FAQ
What Competencies Do Faculty Need in Regard to AI?
Faculty competency should extend well beyond prompt writing. The knowledge base's AI Literacy synthesis identifies four broad dimensions:
- Foundational understanding of AI capabilities and limitations.
- Practical competence using AI tools.
- Critical evaluation of accuracy, bias, appropriateness, and uncertainty.
- Ethical and institutional awareness involving issues such as integrity, privacy, equity, and governance.
The pedagogical layer
For instructors, those dimensions need an additional pedagogical layer. Faculty should be able to:
- Decide what cognitive work students must retain.
- Select AI uses that align with learning objectives.
- Design valid AI-era assessment.
- Teach students to verify and regulate AI use.
- Recognize hallucination, overreliance, and sycophancy.
- Know when human judgment should override automation.
Faculty also need enough systems understanding to evaluate how AI-supported workflows fit together rather than viewing AI as an isolated tool. See Teacher AI Competency and Faculty Development.

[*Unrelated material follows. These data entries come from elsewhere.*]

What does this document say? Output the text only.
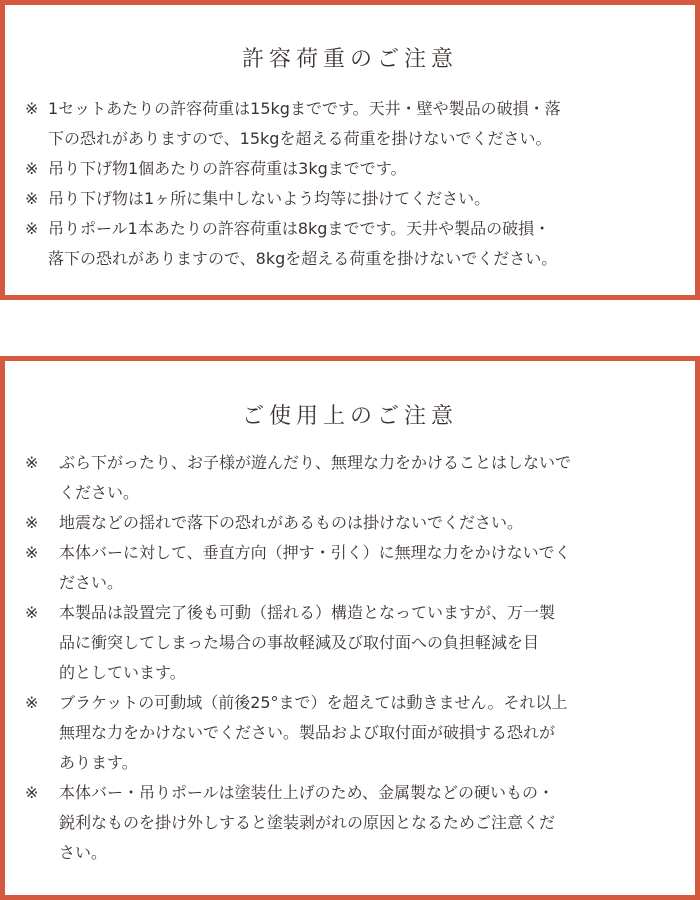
許容荷重のご注意
※ 1セットあたりの許容荷重は15kgまでです。天井・壁や製品の破損・落
下の恐れがありますので、15kgを超える荷重を掛けないでください。
※ 吊り下げ物1個あたりの許容荷重は3kgまでです。
※ 吊り下げ物は1ヶ所に集中しないよう均等に掛けてください。
※ 吊りポール1本あたりの許容荷重は8kgまでです。天井や製品の破損・
落下の恐れがありますので、8kgを超える荷重を掛けないでください。
ご使用上のご注意
※	ぶら下がったり、お子様が遊んだり、無理な力をかけることはしないで
ください。
※	地震などの揺れで落下の恐れがあるものは掛けないでください。
※	本体バーに対して、垂直方向（押す・引く）に無理な力をかけないでく
ださい。
※	本製品は設置完了後も可動（揺れる）構造となっていますが、万一製
品に衝突してしまった場合の事故軽減及び取付面への負担軽減を目
的としています。
※	ブラケットの可動域（前後25°まで）を超えては動きません。それ以上
無理な力をかけないでください。製品および取付面が破損する恐れが
あります。
※	本体バー・吊りポールは塗装仕上げのため、金属製などの硬いもの・
鋭利なものを掛け外しすると塗装剥がれの原因となるためご注意くだ
さい。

Confidence is not competence
Research summarized in the knowledge base also cautions against equating confidence with competence: self-reported AI literacy can diverge substantially from demonstrated capability, making performance-based professional development and authentic practice preferable to confidence surveys alone. Teacher multi-agent-workflow research further suggests that systems thinking, pedagogical beliefs, and self-efficacy interact in AI integration, so professional development should be differentiated rather than a one-size-fits-all tool workshop.